The study is one of the first to put a price tag on the widespread problem, which is worsening and which some experts say is adding to the growing cost of healthcare in the United States.
“In many cases, these conditions could have been avoided with better infection control in hospitals,” said Ramanan Laxminarayan of Resources for the Future, a think tank that sponsored the study.
Sepsis — a blood infection — killed 20 percent of patients who developed it after surgery, Laxminarayan and colleagues reported in the Archives of Internal Medicine.
They studied hospital discharge records from 69 million patients at hospitals in 40 U.S. states between 1998 and 2006, looking for two diagnoses — hospital-acquired pneumonia and sepsis.
Patients who developed sepsis after surgery had to stay in the hospital on average nearly 11 days extra, at a cost of $32,900 per patient, they found. And just under 20 percent of them died.
Pneumonia patients stayed an extra 14 days after surgery, at a cost of $46,400 and more than 11 percent of them died, the researchers found.
“That’s the tragedy of such cases,” said Anup Malani of the University of Chicago, who worked on the study.
“In some cases, relatively healthy people check into the hospital for routine surgery.
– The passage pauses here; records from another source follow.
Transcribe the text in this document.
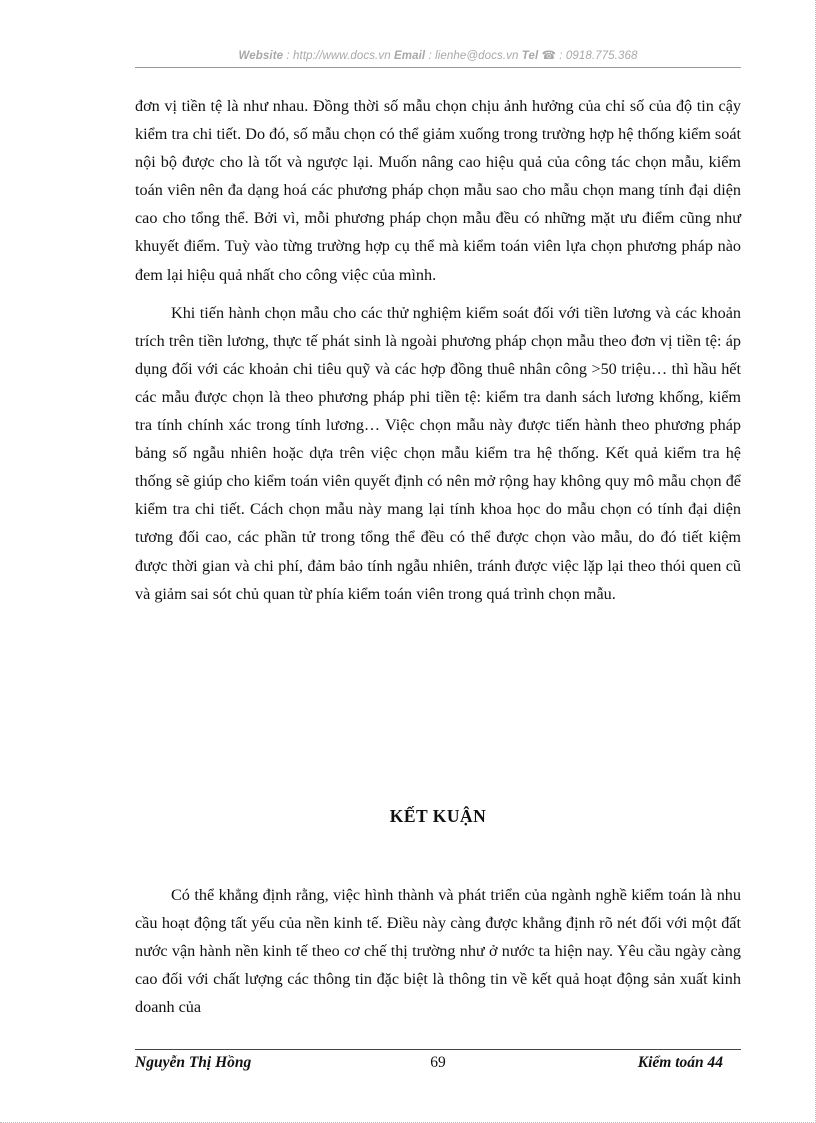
Website : http://www.docs.vn Email : lienhe@docs.vn Tel ☎ : 0918.775.368

đơn vị tiền tệ là như nhau. Đồng thời số mẫu chọn chịu ảnh hưởng của chỉ số của độ tin cậy kiểm tra chi tiết. Do đó, số mẫu chọn có thể giảm xuống trong trường hợp hệ thống kiểm soát nội bộ được cho là tốt và ngược lại. Muốn nâng cao hiệu quả của công tác chọn mẫu, kiểm toán viên nên đa dạng hoá các phương pháp chọn mẫu sao cho mẫu chọn mang tính đại diện cao cho tổng thể. Bởi vì, mỗi phương pháp chọn mẫu đều có những mặt ưu điểm cũng như khuyết điểm. Tuỳ vào từng trường hợp cụ thể mà kiểm toán viên lựa chọn phương pháp nào đem lại hiệu quả nhất cho công việc của mình.

Khi tiến hành chọn mẫu cho các thử nghiệm kiểm soát đối với tiền lương và các khoản trích trên tiền lương, thực tế phát sinh là ngoài phương pháp chọn mẫu theo đơn vị tiền tệ: áp dụng đối với các khoản chi tiêu quỹ và các hợp đồng thuê nhân công >50 triệu… thì hầu hết các mẫu được chọn là theo phương pháp phi tiền tệ: kiểm tra danh sách lương khống, kiểm tra tính chính xác trong tính lương… Việc chọn mẫu này được tiến hành theo phương pháp bảng số ngẫu nhiên hoặc dựa trên việc chọn mẫu kiểm tra hệ thống. Kết quả kiểm tra hệ thống sẽ giúp cho kiểm toán viên quyết định có nên mở rộng hay không quy mô mẫu chọn để kiểm tra chi tiết. Cách chọn mẫu này mang lại tính khoa học do mẫu chọn có tính đại diện tương đối cao, các phần tử trong tổng thể đều có thể được chọn vào mẫu, do đó tiết kiệm được thời gian và chi phí, đảm bảo tính ngẫu nhiên, tránh được việc lặp lại theo thói quen cũ và giảm sai sót chủ quan từ phía kiểm toán viên trong quá trình chọn mẫu.

KẾT KUẬN

Có thể khẳng định rằng, việc hình thành và phát triển của ngành nghề kiểm toán là nhu cầu hoạt động tất yếu của nền kinh tế. Điều này càng được khẳng định rõ nét đối với một đất nước vận hành nền kinh tế theo cơ chế thị trường như ở nước ta hiện nay. Yêu cầu ngày càng cao đối với chất lượng các thông tin đặc biệt là thông tin về kết quả hoạt động sản xuất kinh doanh của

Nguyễn Thị Hồng	69	Kiểm toán 44
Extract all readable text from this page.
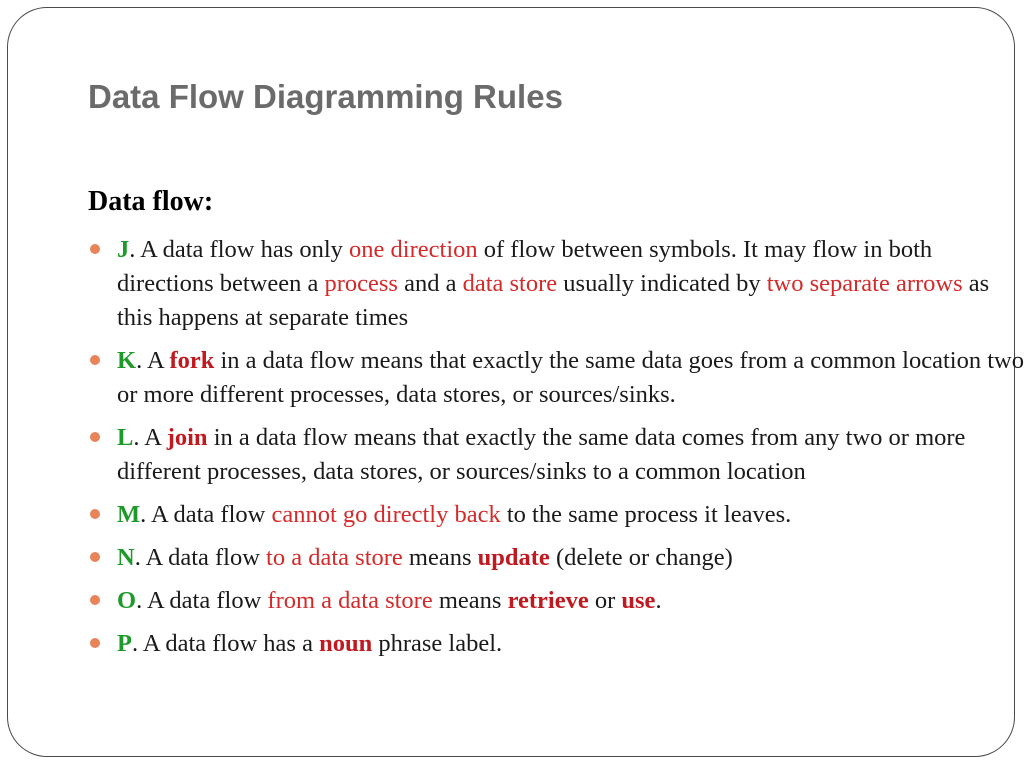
Data Flow Diagramming Rules
Data flow:
J. A data flow has only one direction of flow between symbols. It may flow in both directions between a process and a data store usually indicated by two separate arrows as this happens at separate times
K. A fork in a data flow means that exactly the same data goes from a common location two or more different processes, data stores, or sources/sinks.
L. A join in a data flow means that exactly the same data comes from any two or more different processes, data stores, or sources/sinks to a common location
M. A data flow cannot go directly back to the same process it leaves.
N. A data flow to a data store means update (delete or change)
O. A data flow from a data store means retrieve or use.
P. A data flow has a noun phrase label.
They develop sepsis because of a lapse in infection control and they can die.”
The researchers said that 1.7 million healthcare-associated infections are diagnosed every year.
Many are due to drug-resistant bacteria, such as methicillin resistant Staphylococcus aureus or MRSA, which cost more to treat because only a few drugs can work against them. These infections can also be caught outside hospitals and some studies show that such community-acquired infections are also on the rise.
One estimate from Pfizer Inc suggested that treating MRSA alone cost $4 billion a year.
Measures to prevent infection are simple and include careful handwashing, hygiene and screening patients when they check in. However, these measures are difficult to enforce, many studies have found.
Michael R. Eber; Ramanan Laxminarayan; Eli N. Perencevich; Anup Malani Clinical and Economic Outcomes Attributable to Health Care–Associated Sepsis and Pneumonia Arch Intern Med. 2010 February 170(4):347-353.